This is a genuine question.
I have a hard time with this. My righteous side wants him to face an appropriate sentence, but my pessimistic side thinks this might have set a great example for CEOs to always maintain a level of humanity or face unforseen consequences.
P.S. this topic is highly controversial and I want actual opinions so let’s be civil.
And if you’re a mod, delete this if the post is inappropriate or if it gets too heated.
I’ll buck the trend here.
Yes, I want him prosecuted. I want every single piece of evidence the cops have put out in public, and I want the public to see exactly how they traced him and caught him. I want people to see just how insidious the surveillance state is, and I want them to understand what kind of lengths they’ll need to go to in order to avoid getting caught the next time.

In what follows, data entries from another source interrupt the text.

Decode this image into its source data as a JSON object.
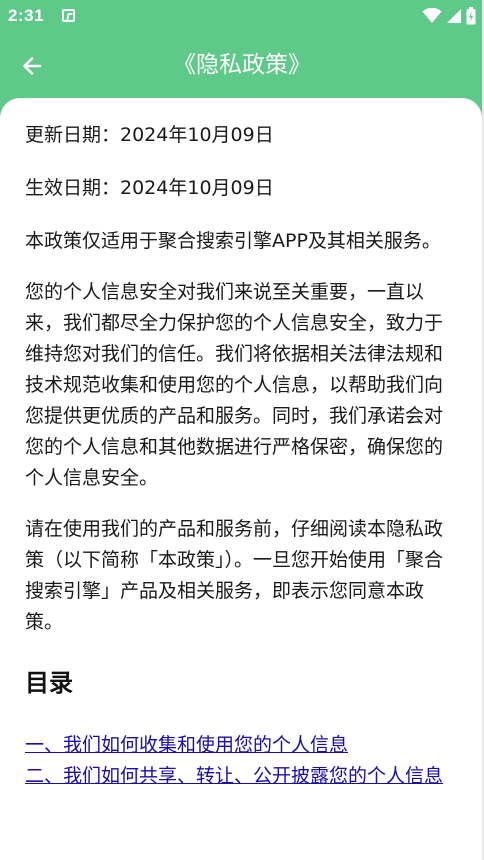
{
  "status_bar": {
    "time": "2:31",
    "notification_icon": "text-a-notification-icon",
    "icons": [
      "wifi-icon",
      "cell-signal-icon",
      "battery-icon"
    ]
  },
  "header": {
    "back_icon": "arrow-left-icon",
    "title": "《隐私政策》"
  },
  "colors": {
    "primary": "#5fc98a",
    "link": "#1a0dab",
    "text": "#1a1a1a"
  },
  "policy": {
    "updated_date": "更新日期：2024年10月09日",
    "effective_date": "生效日期：2024年10月09日",
    "scope": "本政策仅适用于聚合搜索引擎APP及其相关服务。",
    "intro_1": "您的个人信息安全对我们来说至关重要，一直以来，我们都尽全力保护您的个人信息安全，致力于维持您对我们的信任。我们将依据相关法律法规和技术规范收集和使用您的个人信息，以帮助我们向您提供更优质的产品和服务。同时，我们承诺会对您的个人信息和其他数据进行严格保密，确保您的个人信息安全。",
    "intro_2": "请在使用我们的产品和服务前，仔细阅读本隐私政策（以下简称「本政策」）。一旦您开始使用「聚合搜索引擎」产品及相关服务，即表示您同意本政策。",
    "toc_heading": "目录",
    "toc": [
      "一、我们如何收集和使用您的个人信息",
      "二、我们如何共享、转让、公开披露您的个人信息"
    ]
  }
}
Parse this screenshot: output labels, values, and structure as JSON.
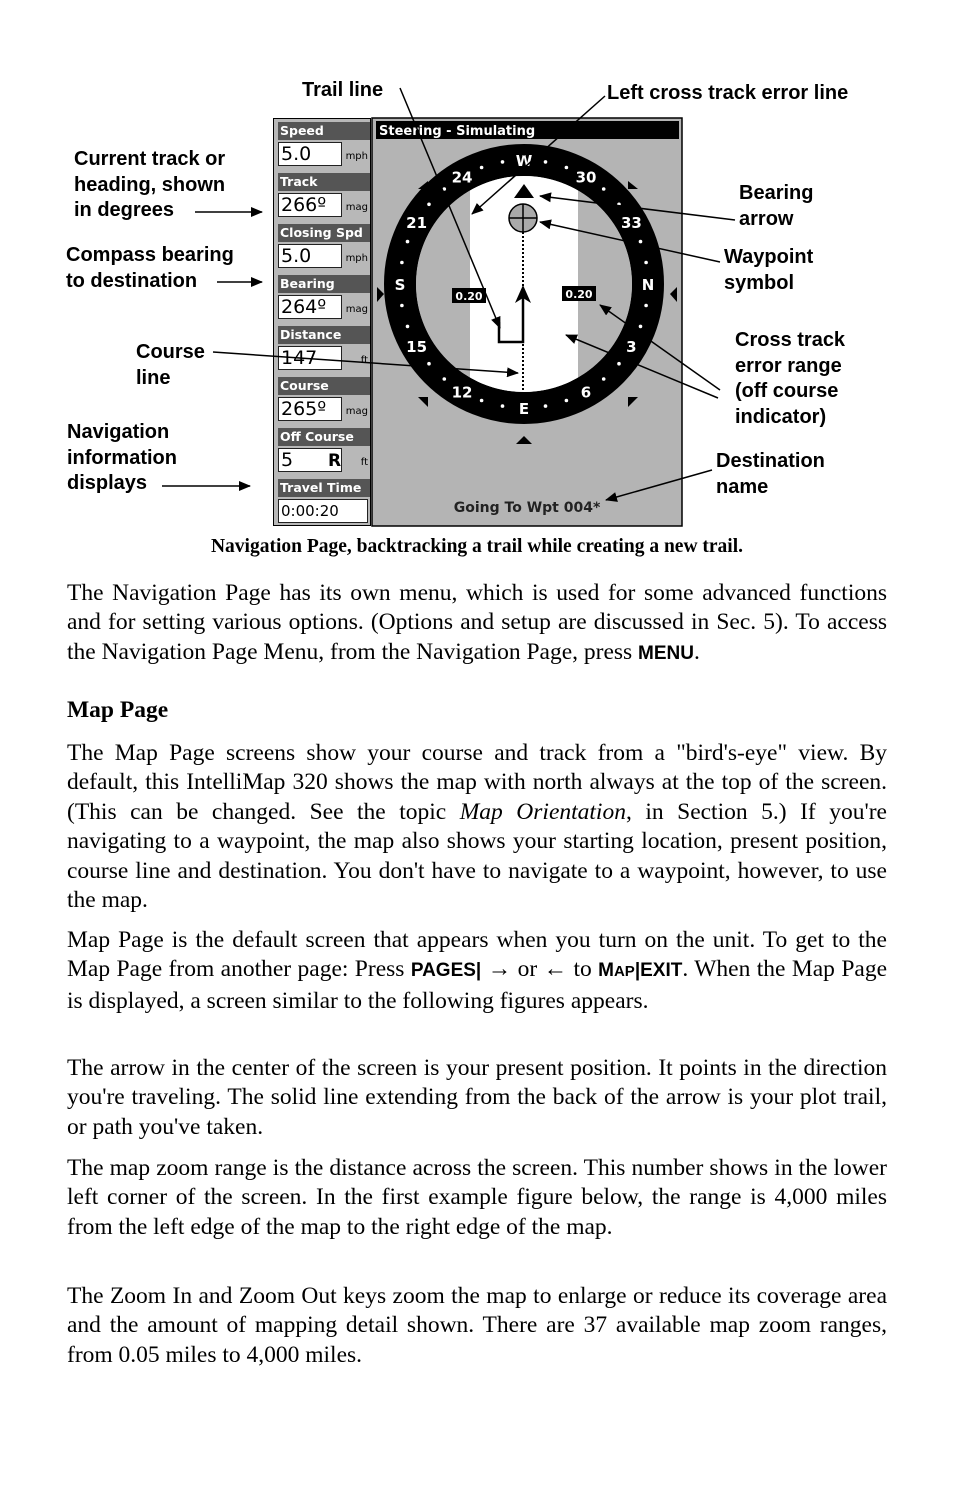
{
  "figure": {
    "callouts": {
      "trail_line": [
        "Trail line"
      ],
      "left_xte": [
        "Left cross track error line"
      ],
      "current_track": [
        "Current track or",
        "heading, shown",
        "in degrees"
      ],
      "compass_bearing": [
        "Compass bearing",
        "to destination"
      ],
      "course_line": [
        "Course",
        "line"
      ],
      "nav_displays": [
        "Navigation",
        "information",
        "displays"
      ],
      "bearing_arrow": [
        "Bearing",
        "arrow"
      ],
      "waypoint_symbol": [
        "Waypoint",
        "symbol"
      ],
      "xte_range": [
        "Cross track",
        "error range",
        "(off course",
        "indicator)"
      ],
      "destination_name": [
        "Destination",
        "name"
      ]
    },
    "screen": {
      "title": "Steering - Simulating",
      "fields": [
        {
          "label": "Speed",
          "value": "5.0",
          "unit": "mph"
        },
        {
          "label": "Track",
          "value": "266º",
          "unit": "mag"
        },
        {
          "label": "Closing Spd",
          "value": "5.0",
          "unit": "mph"
        },
        {
          "label": "Bearing",
          "value": "264º",
          "unit": "mag"
        },
        {
          "label": "Distance",
          "value": "147",
          "unit": "ft"
        },
        {
          "label": "Course",
          "value": "265º",
          "unit": "mag"
        },
        {
          "label": "Off Course",
          "value": "5",
          "side": "R",
          "unit": "ft"
        },
        {
          "label": "Travel Time",
          "value": "0:00:20"
        }
      ],
      "compass_labels": [
        "W",
        "30",
        "33",
        "N",
        "3",
        "6",
        "E",
        "12",
        "15",
        "S",
        "21",
        "24"
      ],
      "xte_left": "0.20",
      "xte_right": "0.20",
      "going_to": "Going To Wpt 004*",
      "colors": {
        "background": "#b4b4b4",
        "ring": "#000000",
        "lane": "#ffffff",
        "header": "#555555"
      }
    },
    "caption": "Navigation Page, backtracking a trail while creating a new trail."
  },
  "body": {
    "p1": {
      "text": "The Navigation Page has its own menu, which is used for some advanced functions and for setting various options. (Options and setup are discussed in Sec. 5). To access the Navigation Page Menu, from the Navigation Page, press ",
      "key": "MENU",
      "end": "."
    },
    "heading": "Map Page",
    "p2": {
      "a": "The Map Page screens show your course and track from a \"bird's-eye\" view. By default, this IntelliMap 320 shows the map with north always at the top of the screen. (This can be changed. See the topic ",
      "italic": "Map Orientation",
      "b": ", in Section 5.) If you're navigating to a waypoint, the map also shows your starting location, present position, course line and destination. You don't have to navigate to a waypoint, however, to use the map."
    },
    "p3": {
      "a": "Map Page is the default screen that appears when you turn on the unit. To get to the Map Page from another page: Press ",
      "key1": "PAGES|",
      "b": " → or ← to ",
      "key2_m": "M",
      "key2_ap": "AP",
      "key2_rest": "|EXIT",
      "c": ". When the Map Page is displayed, a screen similar to the following figures appears."
    },
    "p4": "The arrow in the center of the screen is your present position. It points in the direction you're traveling. The solid line extending from the back of the arrow is your plot trail, or path you've taken.",
    "p5": "The map zoom range is the distance across the screen. This number shows in the lower left corner of the screen. In the first example figure below, the range is 4,000 miles from the left edge of the map to the right edge of the map.",
    "p6": "The Zoom In and Zoom Out keys zoom the map to enlarge or reduce its coverage area and the amount of mapping detail shown. There are 37 available map zoom ranges, from 0.05 miles to 4,000 miles."
  }
}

Interesting take, but on the other hand I suspect that nothing new would be learned. afaik their main forensics techniques aren’t really a mystery, there are thousands of cases to learn from.
As /u/comfy said, we already know enough. We know that cops can break encryption on your phone, get everything from your social media accounts with full cooperation of the site owners, they can track your phone even if it is off, they can track your payment methods for your ebike get away vehicle to the CVS you bought your prepaid card with cash at, they can track you with the thousands of cameras they have everywhere, they can use gait identification to ID you even if you have gloves on and a mask on, they can plaster your face all over the internet, use thermal vision drones to find you in some field.

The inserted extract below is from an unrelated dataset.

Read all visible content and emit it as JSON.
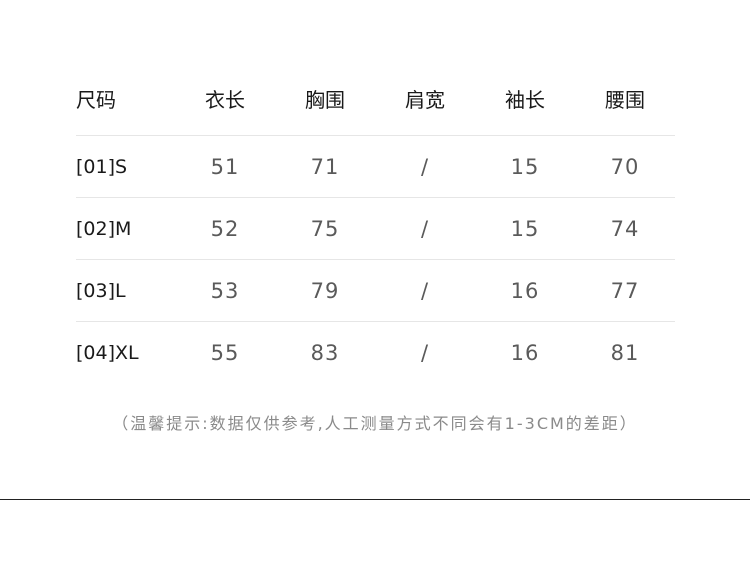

The police are militarized and have their surveillance tentacles in every crack and crevices they can. We know this already, and there is no value that such a trial would provide for that.
Depends on the phone. Cops have not managed to break the latest iPhone encryption yet, and I believe that some of the more recent Android is also currently unbroken. Regardless - if you don’t use a smartphone for doing questionable shit, there’s nothing to break. This is why burner handsets exist.
Not if you don’t have one. And even if you do–a smart assassin isn’t going to post anything that’s remotely close to linking your real life to committing a murder.
Not if you steal it. Which is reportedly what happened. An even easier trick is to buy a used bicycle with cash off at your destination; you’ve already spent $1000 on a pistol with a threaded barrel, and about $2000 on the printer to print a silencer (because you sure as fuck aren’t buying a Dead Air Sandman and getting on an ATF list, right?, the printed silencer won’t last long, but it doesn’t have to), so what’s another $500 for a used bike, and $200 for a good lock and chain so that it doesn’t get ripped off while you’re whacking a CEO?
Pro-tip: .45ACP is always subsonic, although a silencer will never make a gunshot silent by any stretch of the imagination. Best case scenario for anything other than .22LR is that it’s going to be quiet enough that you won’t destroy your hearing if you pop off a shot in a small room.
…Which is 500 miles from where you live.
Easy to fool just by putting a rock in a shoe. Also an exceptionally questionable (e.g. psuedoscience) method of identification, much like bite analysis.
First, they have to know who and where you are in order to even be searching for you in that field. Second, thermal is not nearly as useful as you’d think. A piece of carboard, a mylar blanket, even a sheet of glass will entirely block it. It’s not even going to be able to see through moderately heavy brush or tree cover.
Not necessarily disagreeing with those stipulations, because sure, there is ways around those things.
However the point is that we know the ways they track down people fairly well, so there is no value to such a trial.